A match query can be applied to the flattened fields, but since the flattened field values are only stored as keywords, there are certain limitations for full-text search capabilities. This can be demonstrated best by performing three separate searches on the same field
Let’s search the field “osVersion” inside the “host” field for the text “Bionic Beaver”. Here please notice the casing of the search text.
GET demo-flattened/_search { "query": { "match": { "host.osVersion": "Bionic Beaver" } } }
After passing in the search request, the query results will be as shown in the image:
Here you can see that the result contains the field “osVersion” with the value “Bionic Beaver” and is in the exact casing too.
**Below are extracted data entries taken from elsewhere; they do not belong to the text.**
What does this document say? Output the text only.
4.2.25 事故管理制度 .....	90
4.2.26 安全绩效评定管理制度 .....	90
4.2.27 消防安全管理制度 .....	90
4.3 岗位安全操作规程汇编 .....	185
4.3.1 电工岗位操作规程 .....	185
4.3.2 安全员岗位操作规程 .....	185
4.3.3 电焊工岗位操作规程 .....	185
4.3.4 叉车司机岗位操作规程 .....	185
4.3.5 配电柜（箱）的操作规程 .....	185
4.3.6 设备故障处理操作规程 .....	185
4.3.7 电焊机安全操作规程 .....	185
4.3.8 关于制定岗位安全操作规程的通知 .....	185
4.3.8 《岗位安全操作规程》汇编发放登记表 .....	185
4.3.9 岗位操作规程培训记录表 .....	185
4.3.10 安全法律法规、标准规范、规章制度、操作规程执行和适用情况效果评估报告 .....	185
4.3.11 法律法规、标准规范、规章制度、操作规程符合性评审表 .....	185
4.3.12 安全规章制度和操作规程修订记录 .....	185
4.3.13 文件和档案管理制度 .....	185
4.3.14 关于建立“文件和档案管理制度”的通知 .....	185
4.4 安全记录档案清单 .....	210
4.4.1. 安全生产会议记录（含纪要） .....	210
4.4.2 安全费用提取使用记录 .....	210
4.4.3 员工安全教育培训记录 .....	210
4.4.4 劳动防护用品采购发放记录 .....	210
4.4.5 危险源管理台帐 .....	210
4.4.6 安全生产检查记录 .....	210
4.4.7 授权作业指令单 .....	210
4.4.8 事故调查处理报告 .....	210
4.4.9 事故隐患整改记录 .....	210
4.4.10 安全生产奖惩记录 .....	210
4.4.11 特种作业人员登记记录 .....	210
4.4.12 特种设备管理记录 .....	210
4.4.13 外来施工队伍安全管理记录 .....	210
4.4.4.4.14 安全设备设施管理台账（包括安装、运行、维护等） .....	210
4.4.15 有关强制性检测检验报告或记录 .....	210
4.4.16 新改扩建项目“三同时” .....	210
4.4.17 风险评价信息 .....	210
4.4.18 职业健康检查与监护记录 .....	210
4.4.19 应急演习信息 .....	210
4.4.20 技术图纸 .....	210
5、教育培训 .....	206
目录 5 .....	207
In the previous example, we saw the match query return the keyword with the exact same casing as that of the “osVersion” field. In this example, let’s see what happens when the search keyword differs from that in the field:
GET demo-flattened/_search { "query": { "match": { "host.osVersion": "bionic beaver" } } }
After passing the “match” query, we get no results. This is because the value stored in the “osVersion” field was exactly “Bionic Beaver” and since the field wasn’t analyzed by Elasticsearch as a result of using the flattening type, it will only return results matching the exact casing of the letters.
Moving to our third example, let’s see the effect of querying just a part of the phrase of “Beaver” in the “osVersion” field:
GET demo-flattened/_search { "query": { "match": { "host.osVersion": "Beaver" } } }
In the response, you can see there are no matches. This is because our match query of “Beaver” doesn’t match the exact value of “Bionic Beaver” because the word “Bionic” is missing.
That was a lot of info, so let’s now summarise what we’ve learned with our example “match” queries on the host.osVersion field:
Match Query Text | Results | Reason |
“Bionic Beaver” | Document returned with osVersion value as “Bionic Beaver” | Exact match of the match query text with that of the host.os Version’s value |
“bionic beaver” | No documents returned | The casing of the match query text differs from that of host.osVersion (Bionic Beaver) |
“Beaver” | No documents returned | The match query contains only a single token of “Beaver”. But the host.osVersion value is “Bionic Beaver” as a whole |
Whenever faced with the decision to flatten an object, here’s a few key limitations we need to consider when working with the Elasticsearch flattened datatype:
In summary, we learned that Elasticsearch performance can quickly take a nosedive if we pump too many fields into an index. This is because the more fields we have the more memory required and Elasticsearch performance ends up taking a serious hit. This is especially true when dealing with limited resources or a high load.
The Elasticsearch flattened datatype is used to effectively reduce the number of fields contained in our index while still allowing us to query the flattened data.
However, this approach comes with its limitations, so choosing to use the “flattened” type should be reserved for cases that don’t require these capabilities.